Bob joined Princeton as an assistant professor of chemical engineering in 1978. He has since held positions, during sabbatical leaves, at AT&T Bell Laboratories and at the University of Sydney in Australia. He served for a decade on the Board of Directors for the American Institute for Chemical Engineering’s (AIChE) Materials Science and Engineering Division, and he has served in a number of roles within the Society of Rheology, including vice president from 2005 to 2007 and president from 2007 to 2009. His passion as an engineer is to translate science into technologies that benefit society. This has motivated his involvement with numerous companies during the course of his career, including Merck, GSK, Schlumberger, Halliburton, Proctor and Gamble, Exxon, and BASF. He served on scientific advisory boards for American Cyanamid, Dow Chemical Company, and BASF. He has also been involved in the founding of five startup companies: Rheometrics Scientific, Sphera, Nimbus, Thrive, and Optimeos Life Sciences.

More recently, Bob has developed a crucial partnership with the Bill and Melinda Gates Foundation to adapt his FNP technology for large-scale global health initiatives. Toward similar ends, he has collaborated with Pfizer, Genentech, Merck, GSK, Johnson and Johnson, Janssen, Eli Lilly, and other top pharmaceutical companies on nanoparticle drug delivery. He co-founded a biotech startup company, Optimeos Life Sciences, to translate his nanoparticle technology into a platform for broad commercial use and societal impact. Beyond FNP, Bob has made significant contributions in a range of other areas including, among others, biopolymers, gels, and emulsions. As a scholar, he has amassed more than 40,000 citations.

As a faculty member of the Department of Chemical Engineering, Bob founded Princeton’s undergraduate program in engineering biology in 1982, which he ran until 2014. That program helped to establish Princeton’s intellectual interest in bioengineering, vis-à-vis teaching and research in this department, which became the Department of Chemical and Biological Engineering in 2010. The bioengineering institute currently under development can be seen as an outgrowth of the earlier effort that Bob pioneered.

In 2022, Bob was inducted into the National Academy of Inventors, and he received the AIChE Nanoscale Science and Engineering Award.
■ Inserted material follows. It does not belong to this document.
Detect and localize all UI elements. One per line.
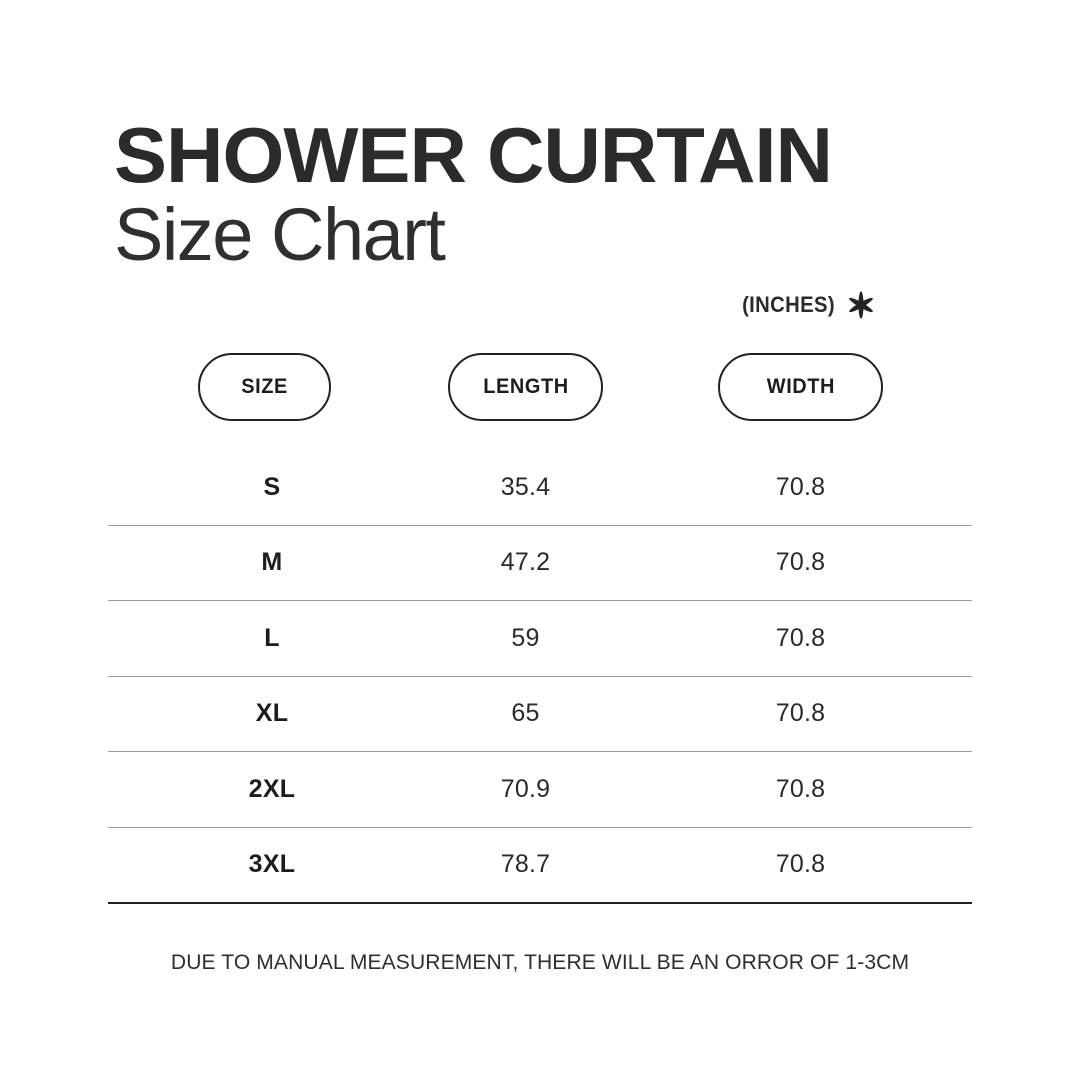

In 2020, he received the inaugural Princeton Dean for Research Award for Distinguished Innovation, and in 2018 he was awarded the Research Council of New Jersey’s Edison Patent Award for the original 2002
FNP invention.

 In his forty-five years as a teacher and mentor, he has earned a broad reputation among both graduate and undergraduate students as an affable, approachable professor who is generous with his time. That reputation made him one of the most popular mentors in the department. He advised more than fifty Ph.D. and more than one hundred undergraduate
senior theses.

 His students have risen to the very heights of their fields, in both academia and industry. Many have tenure at major research universities, and many more are executives at large companies across the energy, pharmaceutical, and biotech industries. Bob’s impact has resonated across the globe, saved and improved an unknowably great number of lives, and helped shape the world in lasting and important ways, not only in the direct application of his deep research and innovations but just as much
in his work training dozens of today’s leaders.

Written on behalf of the Department of Chemical and Biological Engineering faculty.